Me gustaría hablar de los 299 días anteriores a este, aunque me cuesta con un presente tan potente. Recuerdo el día que salimos de casa: todas esas incertidumbres se convirtieron en más incertidumbres y todas las certezas fueron nuestra fortaleza. “El viaje es una vida dentro de su vida”: así nos dijo antes de salir Quique, el abuelo de Nicole que ya pasa los 80 años. Se siente un poco así, como un sueño, como un tiempo fuera del tiempo. Y claro que es la vida también, porque no se puede entrar y salir de la vida cuando uno quiere ¿o sí? Tal vez ese sea el famoso arte de vivir, poder cambiar de lugar, de personaje, de trabajo, de deseos. Por ejemplo: nunca pensé que iba a trabajar como leñador en los andes ecuatorianos a cambio de poder usar las instalaciones de una hostería cerrada al público.

En la hostería nos sentimos como en El Resplandor de Kubric. Aunque a veces me siento más cerca de esa frase “sin televisión y sin cerveza, Homero pierde la cabeza”, por suerte hay internet y el desabastecimiento no llegó a tanto como para que se acabe el alcohol en el pueblo. No hay gasolina, pero hay cerveza. La hostería está en un terreno tan grande que aún no pude conocerlo por completo. En las noches heladas los ruidos retumban por todo el edificio vacío y la oscuridad es la reina del páramo. Pero nos estamos curtiendo, si hay una palabra que resume el efecto de este viaje es esa: curtirse. Curtimos cada una, cada noche incierta en un bosque perdido, cada secuencia de frontera, cada ruta que creíamos que no saldríamos vivos, cada frío espeluznante, cada paro nacional indígena.
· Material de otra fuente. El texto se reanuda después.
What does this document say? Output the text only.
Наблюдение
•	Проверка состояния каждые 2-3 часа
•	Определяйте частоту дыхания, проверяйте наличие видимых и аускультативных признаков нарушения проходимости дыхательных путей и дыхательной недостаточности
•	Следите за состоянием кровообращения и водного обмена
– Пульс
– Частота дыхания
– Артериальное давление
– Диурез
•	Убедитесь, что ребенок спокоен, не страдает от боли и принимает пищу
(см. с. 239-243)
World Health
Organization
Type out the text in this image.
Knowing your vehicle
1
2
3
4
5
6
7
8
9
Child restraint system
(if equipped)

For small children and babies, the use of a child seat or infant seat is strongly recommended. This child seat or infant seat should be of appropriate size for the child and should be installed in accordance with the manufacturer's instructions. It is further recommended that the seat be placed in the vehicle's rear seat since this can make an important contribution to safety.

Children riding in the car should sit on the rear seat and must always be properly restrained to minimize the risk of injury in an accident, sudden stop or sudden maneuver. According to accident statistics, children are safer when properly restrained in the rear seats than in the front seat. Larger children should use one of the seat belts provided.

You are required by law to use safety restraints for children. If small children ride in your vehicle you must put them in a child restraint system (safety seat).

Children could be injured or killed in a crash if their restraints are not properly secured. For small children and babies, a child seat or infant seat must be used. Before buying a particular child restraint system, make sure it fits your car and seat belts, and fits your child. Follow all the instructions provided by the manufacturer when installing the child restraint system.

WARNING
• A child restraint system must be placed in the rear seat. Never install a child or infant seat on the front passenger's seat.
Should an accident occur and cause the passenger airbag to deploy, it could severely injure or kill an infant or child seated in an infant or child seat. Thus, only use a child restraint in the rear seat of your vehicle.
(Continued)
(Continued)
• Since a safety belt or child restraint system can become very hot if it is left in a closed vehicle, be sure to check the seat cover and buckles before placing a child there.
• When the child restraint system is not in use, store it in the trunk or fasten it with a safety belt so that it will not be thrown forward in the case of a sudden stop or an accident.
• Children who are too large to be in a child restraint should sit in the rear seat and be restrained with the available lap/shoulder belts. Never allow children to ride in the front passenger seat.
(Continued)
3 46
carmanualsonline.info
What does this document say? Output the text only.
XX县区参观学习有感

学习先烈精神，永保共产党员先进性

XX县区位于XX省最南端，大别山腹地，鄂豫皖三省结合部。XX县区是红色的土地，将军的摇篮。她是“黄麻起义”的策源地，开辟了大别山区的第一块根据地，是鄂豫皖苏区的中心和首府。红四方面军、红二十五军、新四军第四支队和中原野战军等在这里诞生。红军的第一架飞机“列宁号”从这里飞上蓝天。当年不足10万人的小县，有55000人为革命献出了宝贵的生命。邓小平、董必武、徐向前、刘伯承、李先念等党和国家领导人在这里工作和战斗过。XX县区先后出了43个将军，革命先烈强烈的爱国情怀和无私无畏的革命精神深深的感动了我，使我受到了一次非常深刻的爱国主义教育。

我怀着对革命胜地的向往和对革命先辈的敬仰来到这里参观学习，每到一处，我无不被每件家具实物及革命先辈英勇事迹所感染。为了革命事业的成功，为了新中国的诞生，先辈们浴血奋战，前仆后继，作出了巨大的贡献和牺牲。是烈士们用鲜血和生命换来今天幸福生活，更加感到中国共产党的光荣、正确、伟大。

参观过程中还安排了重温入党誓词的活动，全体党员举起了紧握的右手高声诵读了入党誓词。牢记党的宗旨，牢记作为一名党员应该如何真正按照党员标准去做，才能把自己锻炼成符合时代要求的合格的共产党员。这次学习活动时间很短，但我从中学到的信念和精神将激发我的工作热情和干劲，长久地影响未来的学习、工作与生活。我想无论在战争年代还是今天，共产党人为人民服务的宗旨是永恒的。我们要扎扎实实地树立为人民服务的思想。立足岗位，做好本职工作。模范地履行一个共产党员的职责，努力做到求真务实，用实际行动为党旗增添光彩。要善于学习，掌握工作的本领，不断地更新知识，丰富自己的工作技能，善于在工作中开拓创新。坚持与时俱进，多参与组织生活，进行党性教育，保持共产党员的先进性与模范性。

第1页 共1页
Esta mañana número 300 me levanté en la mitad del mundo, me estiré mirando al sol de frente y saludé a los apus: las montañas que cuidan a les habitantes de los andes. Después la invité a Nicole a tomar el café al sol (eran las 7.30 am). Le dije que me encanta vivir con ella en la montaña. Leí la novela de un amigo argentino e intenté memorizar un poema boliviano, escribí cosas en mi cuaderno, inventé un personaje (que también escribí en mi cuaderno) mientras era rodeado por los 3 pastores belgas que insistían en jugar con su palo de madera. Hice yoga al lado de una piscina profesional que no usa nadie y me puse a trabajar armando una montaña de unos 3 metros de alto, con ramas y troncos sobrantes de una poda monumental, que mañana quemaremos con Juan Pablo. Aproveché la mega cocina de la hostería haciendo mi primer pollo frito rebozado. «Lo cotidiano se vuelve mágico» como canta la Negra Sosa, y ese es otro de los grandes aprendizajes de este viaje.